Final day in Sevilla

It was raining when I woke up. But on the good news front, Eduardo (Edu) from EnSegway had responded to my email and said that he could take us on a tour. I had emailed EnSegway, specifically asking for a tour with Edu because he has received many praises on Trip Advisor. The problem now was the weather. I wasn’t keen to ride a segway in the rain, so I asked Edu if he would be willing to take us out in the early afternoon. He said yes!

After a little shopping, we went to the meeting spot to wait for Edu. It was still raining lightly, but I was excited and nervous at the same time. Long story short, it took me a very long time to get going. I was so scared and had difficulty controlling the segway. It’s not at all like riding a bike. For me, the only way I was able to maneuver the vehicle was by holding on to the centre of the shaft, not the actual handles. The problem with the handle bars was that I had a tendency to steer it as if it was a bicycle; however, you are supposed to move it more like a car steering wheel, which is not intuitive. I eventually got the hang of it, and it was a lot of fun and a great way to see Sevilla – why walk when you can be on a segway! Yes, we were total dorks!

After the segway tour, guess where we went for lunch? Back for more Italian! Lunch was late, so I was concerned because we had booked a food tour this evening.


We spent the evening with Caya from Devour Seville on a history and tapas tour of the city. Caya is originally from Australia, but has lived in Sevilla for the last 11 years, so she knows her way around. I thought she did an excellent job, mixing historical facts with legends as we snaked along the narrow streets, working our way from tavern to tavern.

I loved that we were introduced to many new foods and drinks, and likely foods we would not have had the opportunity to try before leaving Sevilla. It’s also nice to know that Devour Seville supports small, family businesses. We started out with vermouth and Iberico ham (belloto). We had tried vermouth at Hidden Factory, but I had actually thought it was vermouth mixed with something. Perhaps this was explained to us by Xavier, but I missed it – the vermouth is typically served over ice, straight up. The vermouth is flavouvered with a little bit of caramel and infused with all sorts of herbs. I actually quite like it as an apperitf. The ham was delicious, probably the best we’ve tried so far on our trip. Our next stop was at the second oldest tavern in the city, where we tried orange wine with chicharrón and mangega cheese.
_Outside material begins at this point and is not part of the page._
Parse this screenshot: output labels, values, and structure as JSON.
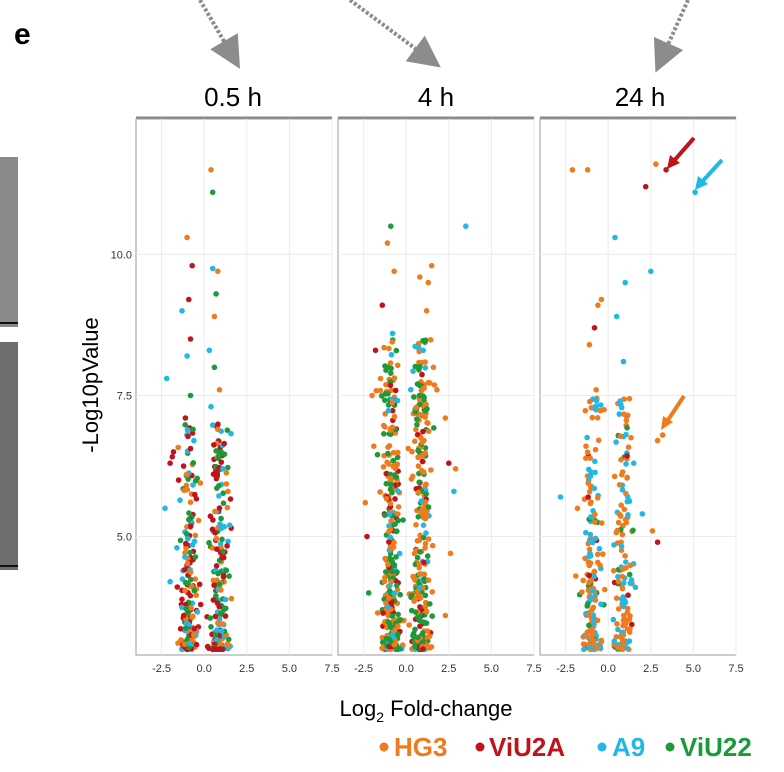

Next stop used to be a bodega in the old days, but today it serves tapas as well. Here, we had our first experience with a dry, white sherry and learned that sherry is actually wine. It’s 14%, and was a bit too strong for me, even paired with the little sandwiches – chorizo, salted codfish, and a stewed ham.


We then moved on and had a glass of tinto de verano (red wine with lemon soda) and now we had to choose our own tapa. I decided to try the spinach with chickpeas, which is a very traditional Andulsian dish with strong Moorish influence. Hubs had the San Jacobo de calabcin, which was delicious!

I was really starting to get full at this point, but we still had to move on to our final destination for the main meal! We visited Enrique Becerra, a father-son run restaurant, we we started with a darker sherry, plus a white and red wine, paired with two tapas each, followed by dessert and a dessert wine (a sweet sherry). Needless to say, I was a little bit drunk when we left.